Premiers pas au Burkina jusqu’à Dédougou

Fini la Mali, me voici au Burkina Faso (prononcer bourkina en roulant le « r »). Le pays de mon premier contacte avec l’Afrique il y a sept ans déjà. J’y ai retrouvé la bienveillance et l’enthousiasme burkinabai avec plaisir. Le changement d’ambiance change réellement dès le passage de la frontière, c’est impressionnant. Ici les enfants ne me fuient pas il viennent me dire « bonjour ». Les paysages sont identiques, ce sont des forêts claires dans lesquelles ont trouve régulièrement des zones de cultures. Les activités rurales se répartissent entre cueillette du néré et de feuille de baobab (pour la sauce gluante qui accompagne le ) pour les femmes, les hommes « nettoient » les champs en vue de la saison des pluies, « l’hivernage », qui se fait toute proches (une dizaines de jour). Dans les villages on réenduit les case pour qu’elles tiennent à la violence des trombes qui vont bientôt s’abattre.
De mon côté j’ai atteint les 1600 et quelques kilometre et  mon arrivée à Dédougou fut des plus laborieuses. En effet la proximité de la saison des pluies signifie sommet de chaleur. Les trois dernier jours furent trés difficile physiquement. Etant sur les rotules au porte de Dédougou j’ai du accomplir les trois dernier kilometre dans la voiture d’un gentil burkinabais. Je suis donc épuisé et si les jambes récupèrent très vite je tiens depuis trois jours une migraine et un mal au cou qui me bloc.
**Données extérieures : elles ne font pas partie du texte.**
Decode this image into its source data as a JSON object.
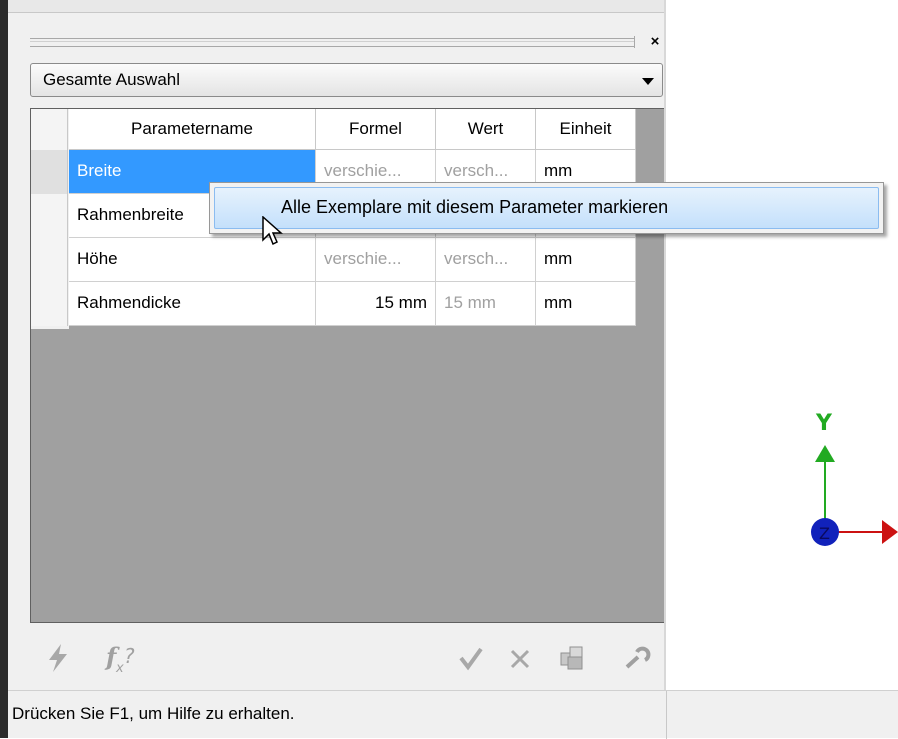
{
  "panel": {
    "close_glyph": "×",
    "dropdown": {
      "selected": "Gesamte Auswahl"
    }
  },
  "table": {
    "columns": [
      "Parametername",
      "Formel",
      "Wert",
      "Einheit"
    ],
    "rows": [
      {
        "name": "Breite",
        "formula": "verschie...",
        "value": "versch...",
        "unit": "mm",
        "selected": true
      },
      {
        "name": "Rahmenbreite",
        "formula": "",
        "value": "",
        "unit": "",
        "selected": false
      },
      {
        "name": "Höhe",
        "formula": "verschie...",
        "value": "versch...",
        "unit": "mm",
        "selected": false
      },
      {
        "name": "Rahmendicke",
        "formula": "15 mm",
        "value": "15 mm",
        "unit": "mm",
        "selected": false
      }
    ]
  },
  "context_menu": {
    "items": [
      "Alle Exemplare mit diesem Parameter markieren"
    ]
  },
  "toolbar": {
    "icons": [
      "lightning-icon",
      "function-help-icon",
      "checkmark-icon",
      "cancel-icon",
      "copy-icon",
      "wrench-icon"
    ]
  },
  "viewport": {
    "axis_y_label": "Y",
    "axis_z_label": "Z",
    "colors": {
      "y_axis": "#22aa22",
      "x_axis": "#cc1111",
      "z_axis": "#1122bb"
    }
  },
  "statusbar": {
    "text": "Drücken Sie F1, um Hilfe zu erhalten."
  },
  "colors": {
    "selection": "#3399ff",
    "grid_background": "#a0a0a0",
    "menu_highlight": "#c4e0fb"
  }
}
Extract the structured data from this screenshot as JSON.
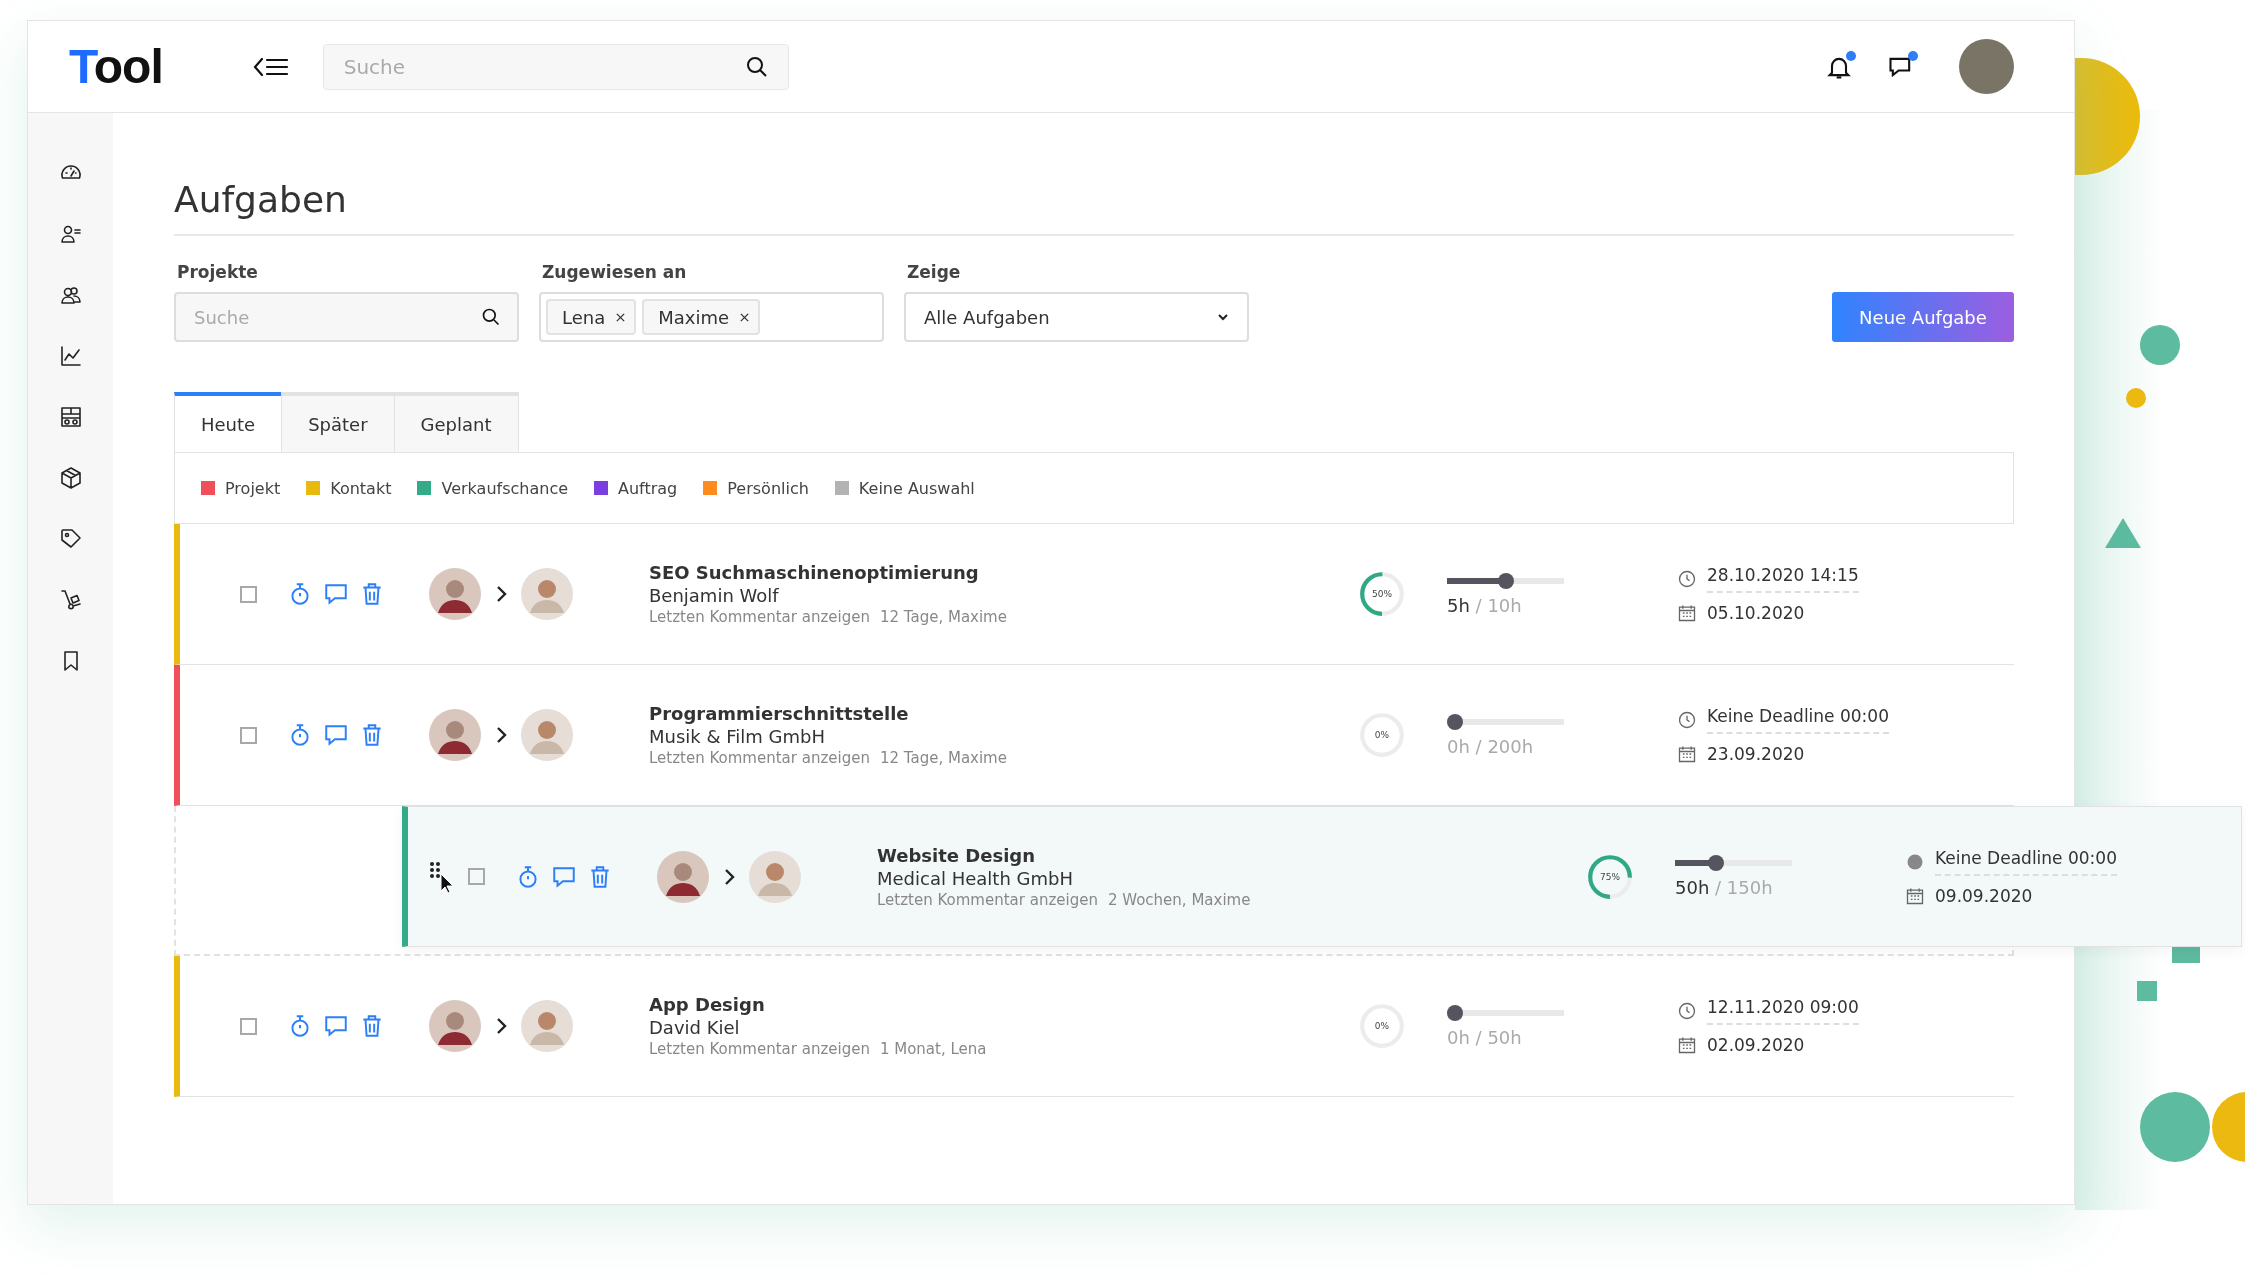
{
  "header": {
    "logo": "Tool",
    "search": {
      "placeholder": "Suche"
    },
    "notifications": {
      "unread": true
    },
    "messages": {
      "unread": true
    }
  },
  "sidebar": {
    "items": [
      {
        "kind": "gauge",
        "selected": false
      },
      {
        "kind": "contacts",
        "selected": false
      },
      {
        "kind": "people",
        "selected": false
      },
      {
        "kind": "chart",
        "selected": false
      },
      {
        "kind": "grid",
        "selected": false
      },
      {
        "kind": "cube",
        "selected": false
      },
      {
        "kind": "tag",
        "selected": false
      },
      {
        "kind": "truck",
        "selected": false
      },
      {
        "kind": "bookmark",
        "selected": false
      }
    ]
  },
  "page_title": "Aufgaben",
  "filters": {
    "projects": {
      "label": "Projekte",
      "placeholder": "Suche"
    },
    "assigned": {
      "label": "Zugewiesen an",
      "chips": [
        "Lena",
        "Maxime"
      ]
    },
    "show": {
      "label": "Zeige",
      "value": "Alle Aufgaben"
    },
    "new_button": "Neue Aufgabe"
  },
  "tabs": [
    {
      "label": "Heute",
      "selected": true
    },
    {
      "label": "Später",
      "selected": false
    },
    {
      "label": "Geplant",
      "selected": false
    }
  ],
  "legend": [
    {
      "label": "Projekt",
      "color": "#ef4f59"
    },
    {
      "label": "Kontakt",
      "color": "#e8b90e"
    },
    {
      "label": "Verkaufschance",
      "color": "#33ab88"
    },
    {
      "label": "Auftrag",
      "color": "#7b3fe0"
    },
    {
      "label": "Persönlich",
      "color": "#ff8a1e"
    },
    {
      "label": "Keine Auswahl",
      "color": "#b3b3b3"
    }
  ],
  "tasks": [
    {
      "color": "#e8b90e",
      "dragging": false,
      "checked": false,
      "title": "SEO Suchmaschinenoptimierung",
      "subtitle": "Benjamin Wolf",
      "comment_link": "Letzten Kommentar anzeigen",
      "comment_meta": "12 Tage, Maxime",
      "progress": {
        "level": 0.5,
        "label": "50%"
      },
      "hours": {
        "level": 0.5,
        "done": "5h",
        "total": "/ 10h"
      },
      "deadline": {
        "kind": "clock",
        "text": "28.10.2020 14:15"
      },
      "date": "05.10.2020"
    },
    {
      "color": "#ef4f59",
      "dragging": false,
      "checked": false,
      "title": "Programmierschnittstelle",
      "subtitle": "Musik & Film GmbH",
      "comment_link": "Letzten Kommentar anzeigen",
      "comment_meta": "12 Tage, Maxime",
      "progress": {
        "level": 0,
        "label": "0%"
      },
      "hours": {
        "level": 0,
        "done": "0h",
        "total": "/ 200h"
      },
      "deadline": {
        "kind": "clock",
        "text": "Keine Deadline 00:00"
      },
      "date": "23.09.2020"
    },
    {
      "color": "#33ab88",
      "dragging": true,
      "checked": false,
      "title": "Website Design",
      "subtitle": "Medical Health GmbH",
      "comment_link": "Letzten Kommentar anzeigen",
      "comment_meta": "2 Wochen, Maxime",
      "progress": {
        "level": 0.75,
        "label": "75%"
      },
      "hours": {
        "level": 0.33,
        "done": "50h",
        "total": "/ 150h"
      },
      "deadline": {
        "kind": "dot",
        "text": "Keine Deadline 00:00"
      },
      "date": "09.09.2020"
    },
    {
      "color": "#e8b90e",
      "dragging": false,
      "checked": false,
      "title": "App Design",
      "subtitle": "David Kiel",
      "comment_link": "Letzten Kommentar anzeigen",
      "comment_meta": "1 Monat, Lena",
      "progress": {
        "level": 0,
        "label": "0%"
      },
      "hours": {
        "level": 0,
        "done": "0h",
        "total": "/ 50h"
      },
      "deadline": {
        "kind": "clock",
        "text": "12.11.2020 09:00"
      },
      "date": "02.09.2020"
    }
  ]
}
Je me repose donc ici pour quelques jours. Il me reste seulement 7 jours de marche pour atteindre le capital. Ensuite comme je l’ai décidé depuis un moment (à Bamako)  je continurais à vélo. 
 A bientôt

Détour en pays Dogon

Bonjour me revoilà à Koutiala après quelques jours de tourisme disons plus traditionnel. Bon, il va sans dire que le pays Dogon c’est beau comme vous pourrez le constater sur les photos de l’album. Photos qui ressemble sûrement à celle que vous avez prise si vous y avez vous aussi mis les pieds. Hé oui, c’est touristique comme site et ça ce sent. L’ambiance en devient étrange et n’a rien à voir avec se que j’ai pu vivre jusque là. Le fric étouffe toutes les relations sociales. Mais bon c’est très beau, ça fait partie de ce genre d’endroit où le cadre opère avec des réalisations humaines une alchimie magique grandiose et pittoresque à la fois (comme au Machu Picchu ou au Mont Saint Michel, bâtiment + nature = waouh!!!!). Ceci étant dis c’est le genre de tourisme à faire en famille où entre copains parce que tout seul c’est pas gégé puisqu’on ressent d’avantage cette ambiance, c’est pour cela que je ne suis pas allé à Mopti ni à Djenné, je remets cela à plus tard. Si la visite des falaises de Bandiagara s’est faite à pied, pour y parvenir il a fallu emprunter les transports en communs. Au vu de mon voyage de retour, le voyage allé fut parfait. A l’allé j’ai mis une après midi et au retour 24 heures, chercher l’erreur. Une véritable galère : petite arnaque, heures d’attentes, car annulé, « dodo » dans un coin de la gare routière la plus glauque que j’ai vu, entassé… Pour dire j’ai même du m’énerver pour me faire rembourser un ticket. Moi qui avez pris l’habitude de marcher et d’être maître de mes déplacements ce fut l’horrible contraire : Assis et contraint. Certain ne me croirons peut être pas mais ce Bandiagara – Koutiala fut plus fatiguant qu’une journée de 40 kilomètres en plein cagnard.

excusez moi

Juste pour m’excuser, je viens de me relire et je me rend compte que vous avez beaucoup de courage pour lire ces textes truffés de fautes d’orthographes à tout les mots. Je vous remercie de votre extrême tolérance.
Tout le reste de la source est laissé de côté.